Generation of Turbulence in a RCEM Towards Engine Relevant Conditions for Premixed Combustion Based on CFD and PIV Investigations

Paper #:
  • 2017-24-0043

Published:
  • 2017-09-04
Abstract:
The interaction of turbulent premixed methane combustion with the surrounding flow field can be studied using optically accessible test rigs such as a rapid compression expansion machine (RCEM). The high flexibility offered by such a machine allows its operation at various thermochemical conditions at ignition. However, limitations inherent to such test rigs due to the absence of an intake stroke do not allow turbulence production as found in IC-engines. Hence, means to introduce turbulence have to be implemented and the relevant turbulence quantities have to be identified in order to enable comparability with engine relevant conditions. A dedicated high-pressure direct injection of air at the beginning of the compression phase is considered as a measure to generate adjustable turbulence intensities at ignition timing and during the early flame propagation.
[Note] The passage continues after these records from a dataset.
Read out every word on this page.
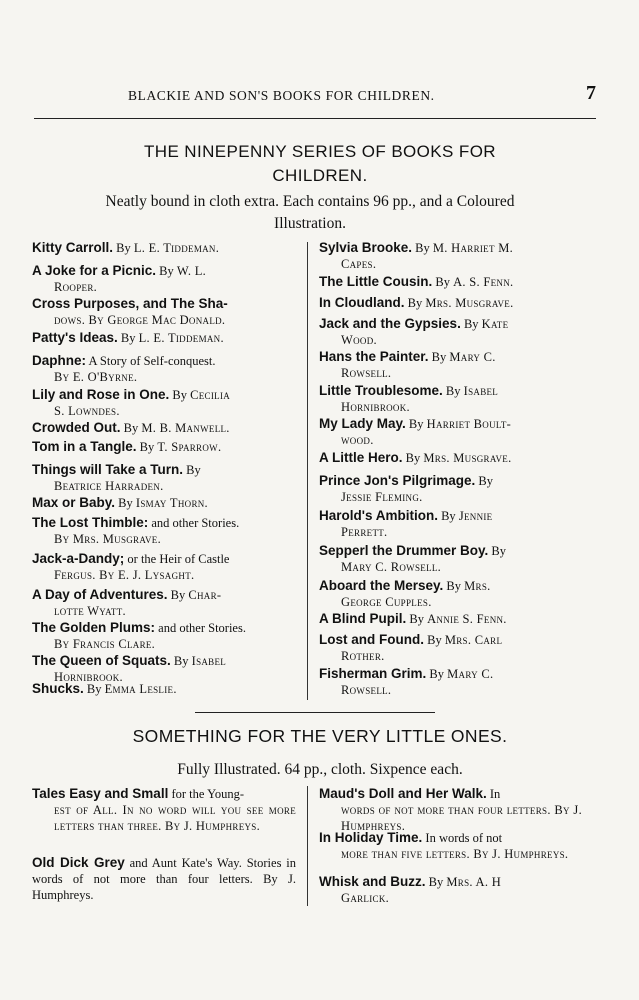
BLACKIE AND SON'S BOOKS FOR CHILDREN.	7
THE NINEPENNY SERIES OF BOOKS FOR
CHILDREN.
Neatly bound in cloth extra. Each contains 96 pp., and a Coloured
Illustration.
Kitty Carroll. By L. E. Tiddeman.
A Joke for a Picnic. By W. L.
Rooper.
Cross Purposes, and The Sha-
dows. By George Mac Donald.
Patty's Ideas. By L. E. Tiddeman.
Daphne: A Story of Self-conquest.
By E. O'Byrne.
Lily and Rose in One. By Cecilia
S. Lowndes.
Crowded Out. By M. B. Manwell.
Tom in a Tangle. By T. Sparrow.
Things will Take a Turn. By
Beatrice Harraden.
Max or Baby. By Ismay Thorn.
The Lost Thimble: and other Stories.
By Mrs. Musgrave.
Jack-a-Dandy; or the Heir of Castle
Fergus. By E. J. Lysaght.
A Day of Adventures. By Char-
lotte Wyatt.
The Golden Plums: and other Stories.
By Francis Clare.
The Queen of Squats. By Isabel
Hornibrook.
Shucks. By Emma Leslie.
Sylvia Brooke. By M. Harriet M.
Capes.
The Little Cousin. By A. S. Fenn.
In Cloudland. By Mrs. Musgrave.
Jack and the Gypsies. By Kate
Wood.
Hans the Painter. By Mary C.
Rowsell.
Little Troublesome. By Isabel
Hornibrook.
My Lady May. By Harriet Boult-
wood.
A Little Hero. By Mrs. Musgrave.
Prince Jon's Pilgrimage. By
Jessie Fleming.
Harold's Ambition. By Jennie
Perrett.
Sepperl the Drummer Boy. By
Mary C. Rowsell.
Aboard the Mersey. By Mrs.
George Cupples.
A Blind Pupil. By Annie S. Fenn.
Lost and Found. By Mrs. Carl
Rother.
Fisherman Grim. By Mary C.
Rowsell.
SOMETHING FOR THE VERY LITTLE ONES.
Fully Illustrated. 64 pp., cloth. Sixpence each.
Tales Easy and Small for the Young-
est of All. In no word will you see more letters than three. By J. Humphreys.
Old Dick Grey and Aunt Kate's Way. Stories in words of not more than four letters. By J. Humphreys.
Maud's Doll and Her Walk. In
words of not more than four letters. By J. Humphreys.
In Holiday Time. In words of not
more than five letters. By J. Humphreys.
Whisk and Buzz. By Mrs. A. H
Garlick.
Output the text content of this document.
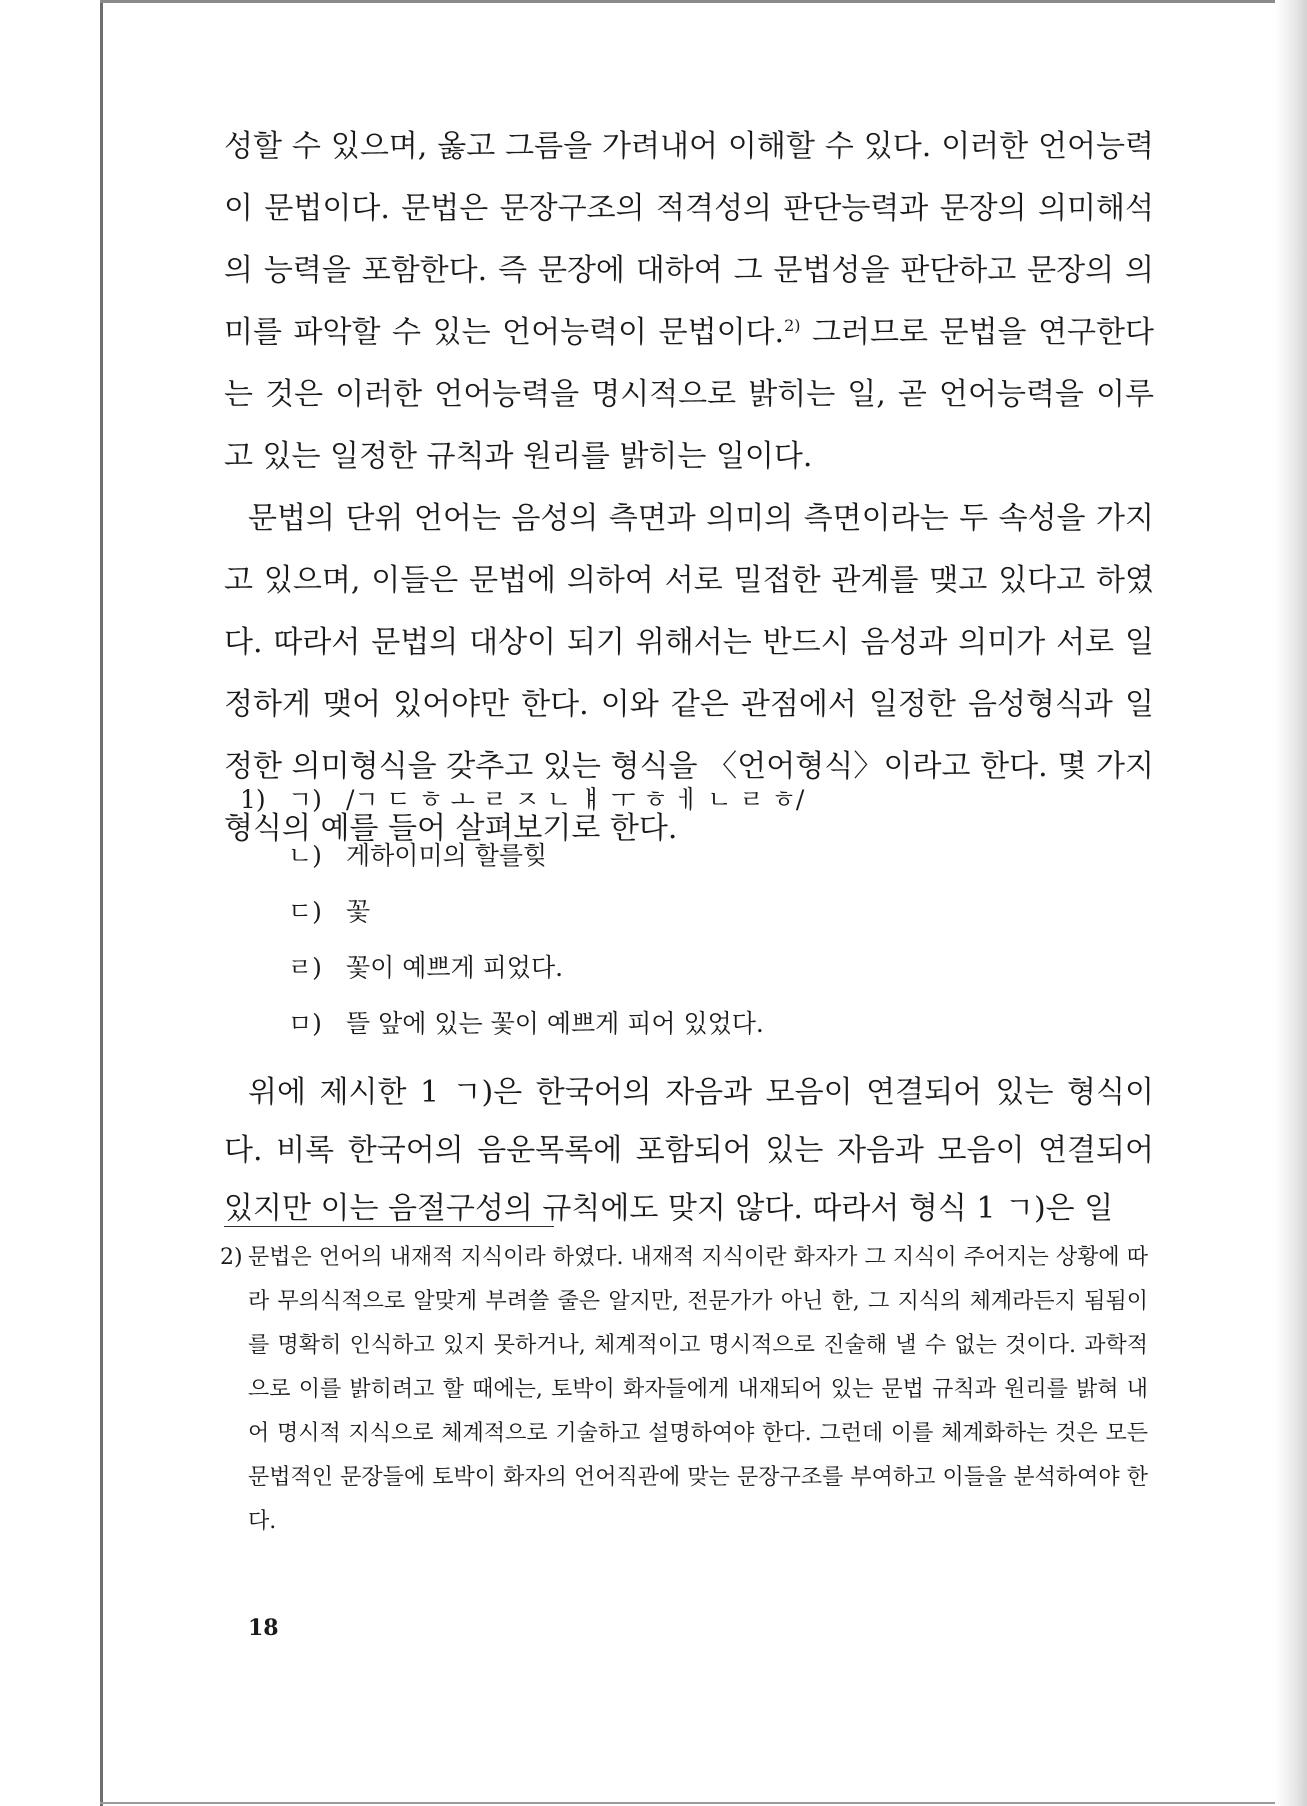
성할 수 있으며, 옳고 그름을 가려내어 이해할 수 있다. 이러한 언어능력이 문법이다. 문법은 문장구조의 적격성의 판단능력과 문장의 의미해석의 능력을 포함한다. 즉 문장에 대하여 그 문법성을 판단하고 문장의 의미를 파악할 수 있는 언어능력이 문법이다.$^{2)}$ 그러므로 문법을 연구한다는 것은 이러한 언어능력을 명시적으로 밝히는 일, 곧 언어능력을 이루고 있는 일정한 규칙과 원리를 밝히는 일이다.

문법의 단위 언어는 음성의 측면과 의미의 측면이라는 두 속성을 가지고 있으며, 이들은 문법에 의하여 서로 밀접한 관계를 맺고 있다고 하였다. 따라서 문법의 대상이 되기 위해서는 반드시 음성과 의미가 서로 일정하게 맺어 있어야만 한다. 이와 같은 관점에서 일정한 음성형식과 일정한 의미형식을 갖추고 있는 형식을 〈언어형식〉이라고 한다. 몇 가지 형식의 예를 들어 살펴보기로 한다.

1) ㄱ) /ㄱ ㄷ ㅎ ㅗ ㄹ ㅈ ㄴ ㅒ ㅜ ㅎ ㅔ ㄴ ㄹ ㅎ/
ㄴ) 게하이미의 할를힞
ㄷ) 꽃
ㄹ) 꽃이 예쁘게 피었다.
ㅁ) 뜰 앞에 있는 꽃이 예쁘게 피어 있었다.

위에 제시한 1 ㄱ)은 한국어의 자음과 모음이 연결되어 있는 형식이다. 비록 한국어의 음운목록에 포함되어 있는 자음과 모음이 연결되어 있지만 이는 음절구성의 규칙에도 맞지 않다. 따라서 형식 1 ㄱ)은 일

2) 문법은 언어의 내재적 지식이라 하였다. 내재적 지식이란 화자가 그 지식이 주어지는 상황에 따라 무의식적으로 알맞게 부려쓸 줄은 알지만, 전문가가 아닌 한, 그 지식의 체계라든지 됨됨이를 명확히 인식하고 있지 못하거나, 체계적이고 명시적으로 진술해 낼 수 없는 것이다. 과학적으로 이를 밝히려고 할 때에는, 토박이 화자들에게 내재되어 있는 문법 규칙과 원리를 밝혀 내어 명시적 지식으로 체계적으로 기술하고 설명하여야 한다. 그런데 이를 체계화하는 것은 모든 문법적인 문장들에 토박이 화자의 언어직관에 맞는 문장구조를 부여하고 이들을 분석하여야 한다.
18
Based on former engine measurements and corresponding CFD simulations [1], the regime of relevant operating conditions in terms of velocity and length scale ratios in the Borghi diagram was derived for the RCEM. The main goal of this study is to compare experimental flow field data with CFD simulations in order to validate (1) this approach as a tool to reproduce engine relevant conditions and (2) the numerical treatment of the involved processes. For this purpose, the under expanded jet of the angled single-orifice injector was experimentally and numerically assessed first in a constant volume setup and thereafter under transient conditions (moving piston). Schlieren imaging of the Mach disc location and temporally resolved PIV measurements around the spark plug were conducted to deduce the characteristics of the injection and the resulting tumbling air motion respectively. Numerical simulations were in agreement with the experimentally measured flow field. It has been shown that this approach allows the reproduction of the velocity and length scale ratios as found in the engine under consideration. 1. Koch, J., Xu, G., Wright, Y., Boulouchos, K. et al., "Comparison and Sensitivity Analysis of Turbulent Flame Speed Closures in the RANS G-Equation Context for Two Distinct Engines," SAE Int. J. Engines 9(4):2091-2106, 2016, doi:10.4271/2016-01-2236.